There are companies and groups straight-up engineering software that has few to no defects in production or maintenance activities. They actually have a significant number of customers, too. It's just that 99% of software isn't done that way. It has the problems you mention elsewhere in this thread. Let's be fair and give credit to those actually pulling it off, though. Also lends credibility to our claim more of that 99% could be as well.

EDIT Added specific links in another comment:

https://news.ycombinator.com/item?id=12801963


> I agree with a lot of what you're saying in this thread except that you keep missing high-assurance engineering in statements like this.

> It's just that 99% of software isn't done that way.

I'm aware of it. It's just that in my practice I do not run into companies that actually do this. The companies I look at typically exist between 6 months and 5 years, have a team with an average age of 25 to 30, maybe one or two older people with some in depth experience.

They will happily tell me that they write junk because they don't have time to do it right. Personally I think they don't have the time to do it wrong but what do I know.

Frustrating.

I've worked on re-working a fairly large project from a giant hairball to something a lot more solid over the course of two years and spent the larger amount of that time arguing about bad practices, the lessons learned were legion (for me at least) about why most software is crap.

If regular engineering were done this way everybody would be self-taught, would have about 30% of the picture, would not be willing to begin to take responsibility for their product and the majority of engineering projects would have fatal flaws in them.

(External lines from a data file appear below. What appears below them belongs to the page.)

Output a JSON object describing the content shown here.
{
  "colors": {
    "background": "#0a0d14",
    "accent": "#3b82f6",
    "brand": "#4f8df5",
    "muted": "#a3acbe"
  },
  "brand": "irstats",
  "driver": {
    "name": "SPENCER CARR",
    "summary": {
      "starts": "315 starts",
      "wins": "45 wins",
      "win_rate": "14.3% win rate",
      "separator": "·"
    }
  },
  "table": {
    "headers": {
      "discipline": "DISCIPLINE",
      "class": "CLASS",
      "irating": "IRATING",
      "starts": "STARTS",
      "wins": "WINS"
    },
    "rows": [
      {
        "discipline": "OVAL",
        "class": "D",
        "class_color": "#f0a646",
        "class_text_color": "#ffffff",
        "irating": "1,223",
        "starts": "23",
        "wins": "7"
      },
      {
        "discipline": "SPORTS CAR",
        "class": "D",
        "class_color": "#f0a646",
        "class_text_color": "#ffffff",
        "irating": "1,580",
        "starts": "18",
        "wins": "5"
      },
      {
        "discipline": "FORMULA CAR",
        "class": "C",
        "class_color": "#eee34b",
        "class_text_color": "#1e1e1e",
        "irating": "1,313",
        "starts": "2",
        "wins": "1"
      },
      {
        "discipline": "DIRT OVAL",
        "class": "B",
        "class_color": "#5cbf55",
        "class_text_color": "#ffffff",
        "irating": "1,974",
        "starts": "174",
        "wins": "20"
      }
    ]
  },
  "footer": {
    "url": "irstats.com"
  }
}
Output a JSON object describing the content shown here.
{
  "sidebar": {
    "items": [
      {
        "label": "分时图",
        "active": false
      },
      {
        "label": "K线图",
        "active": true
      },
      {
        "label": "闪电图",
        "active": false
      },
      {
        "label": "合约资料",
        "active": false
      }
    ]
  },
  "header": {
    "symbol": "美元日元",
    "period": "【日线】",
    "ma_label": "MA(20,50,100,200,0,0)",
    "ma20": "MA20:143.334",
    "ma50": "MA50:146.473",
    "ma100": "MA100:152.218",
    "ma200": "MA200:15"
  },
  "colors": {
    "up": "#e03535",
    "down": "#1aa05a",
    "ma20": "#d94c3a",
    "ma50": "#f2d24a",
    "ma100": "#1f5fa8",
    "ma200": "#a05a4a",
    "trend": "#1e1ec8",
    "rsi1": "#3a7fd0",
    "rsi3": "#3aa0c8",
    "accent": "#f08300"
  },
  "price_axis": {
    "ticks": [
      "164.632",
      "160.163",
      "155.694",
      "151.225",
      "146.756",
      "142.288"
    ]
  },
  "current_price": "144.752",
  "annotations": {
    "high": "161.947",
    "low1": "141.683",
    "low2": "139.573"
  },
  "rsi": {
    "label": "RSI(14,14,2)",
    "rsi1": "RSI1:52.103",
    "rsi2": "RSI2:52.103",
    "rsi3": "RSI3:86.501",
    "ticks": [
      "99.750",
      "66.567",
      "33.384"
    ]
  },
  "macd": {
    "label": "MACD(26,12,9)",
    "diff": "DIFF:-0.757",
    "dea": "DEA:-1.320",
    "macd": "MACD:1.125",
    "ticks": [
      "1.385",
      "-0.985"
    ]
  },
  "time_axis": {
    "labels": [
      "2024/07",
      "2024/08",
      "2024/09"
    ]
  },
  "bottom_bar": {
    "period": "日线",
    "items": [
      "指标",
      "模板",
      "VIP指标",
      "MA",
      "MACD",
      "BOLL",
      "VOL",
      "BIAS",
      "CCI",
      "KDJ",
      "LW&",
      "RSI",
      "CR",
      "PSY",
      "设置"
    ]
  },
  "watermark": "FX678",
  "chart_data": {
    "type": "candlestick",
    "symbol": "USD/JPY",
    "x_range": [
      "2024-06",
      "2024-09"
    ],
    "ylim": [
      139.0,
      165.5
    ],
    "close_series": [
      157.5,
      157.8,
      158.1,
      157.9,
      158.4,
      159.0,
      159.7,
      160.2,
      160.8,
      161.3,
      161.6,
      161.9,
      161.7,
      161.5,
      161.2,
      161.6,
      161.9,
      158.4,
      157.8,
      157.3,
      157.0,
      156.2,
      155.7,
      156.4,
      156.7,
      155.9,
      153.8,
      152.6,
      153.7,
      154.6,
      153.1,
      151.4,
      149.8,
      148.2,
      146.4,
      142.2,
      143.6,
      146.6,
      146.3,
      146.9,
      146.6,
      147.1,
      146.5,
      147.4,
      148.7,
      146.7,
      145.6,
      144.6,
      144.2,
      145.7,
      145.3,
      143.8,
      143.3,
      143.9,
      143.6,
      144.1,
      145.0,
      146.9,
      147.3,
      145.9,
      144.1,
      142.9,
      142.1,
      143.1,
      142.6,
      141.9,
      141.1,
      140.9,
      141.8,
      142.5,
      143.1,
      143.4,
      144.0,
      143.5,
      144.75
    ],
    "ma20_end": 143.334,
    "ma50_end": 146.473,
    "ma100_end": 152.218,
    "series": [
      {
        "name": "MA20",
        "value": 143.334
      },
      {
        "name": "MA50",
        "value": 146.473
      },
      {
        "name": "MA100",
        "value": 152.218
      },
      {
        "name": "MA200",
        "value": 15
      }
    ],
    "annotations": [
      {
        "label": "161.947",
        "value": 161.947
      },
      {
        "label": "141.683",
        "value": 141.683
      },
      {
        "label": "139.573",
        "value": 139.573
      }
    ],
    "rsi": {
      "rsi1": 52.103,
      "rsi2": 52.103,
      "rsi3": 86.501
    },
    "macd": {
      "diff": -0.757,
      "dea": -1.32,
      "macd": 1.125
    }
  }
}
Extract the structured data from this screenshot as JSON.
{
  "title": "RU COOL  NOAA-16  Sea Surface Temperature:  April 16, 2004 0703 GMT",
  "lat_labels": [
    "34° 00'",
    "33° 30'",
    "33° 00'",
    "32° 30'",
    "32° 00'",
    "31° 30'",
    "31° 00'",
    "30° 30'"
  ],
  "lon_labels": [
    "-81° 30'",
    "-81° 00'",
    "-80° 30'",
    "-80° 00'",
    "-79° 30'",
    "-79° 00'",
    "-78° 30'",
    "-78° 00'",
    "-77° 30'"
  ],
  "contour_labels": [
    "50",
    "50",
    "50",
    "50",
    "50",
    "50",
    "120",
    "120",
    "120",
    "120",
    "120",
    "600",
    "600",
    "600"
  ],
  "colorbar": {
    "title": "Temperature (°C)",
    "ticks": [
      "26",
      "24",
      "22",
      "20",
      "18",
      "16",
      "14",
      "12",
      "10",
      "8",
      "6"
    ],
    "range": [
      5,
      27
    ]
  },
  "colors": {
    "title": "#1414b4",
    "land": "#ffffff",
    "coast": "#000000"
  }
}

We really can and really should do better than this if we are to take the responsibility that has been given to us collectively serious.


> If this were software we'd be looking at a multi-year software project with a few hundred programmers delivered on-time, within the budget and working flawlessly on the day of delivery.

> I have yet to see such a project

Then you haven't worked on safety critical systems or old school embedded/firmware projects.

The alternative is 30 developers solving the same problem with software that has a bunch of critical bugs that get fixed in the first few months of release and a few hundred more minor flaws that get fixed gradually over time.

When it comes down to it the alternative is almost always preferred by the market and for good reason.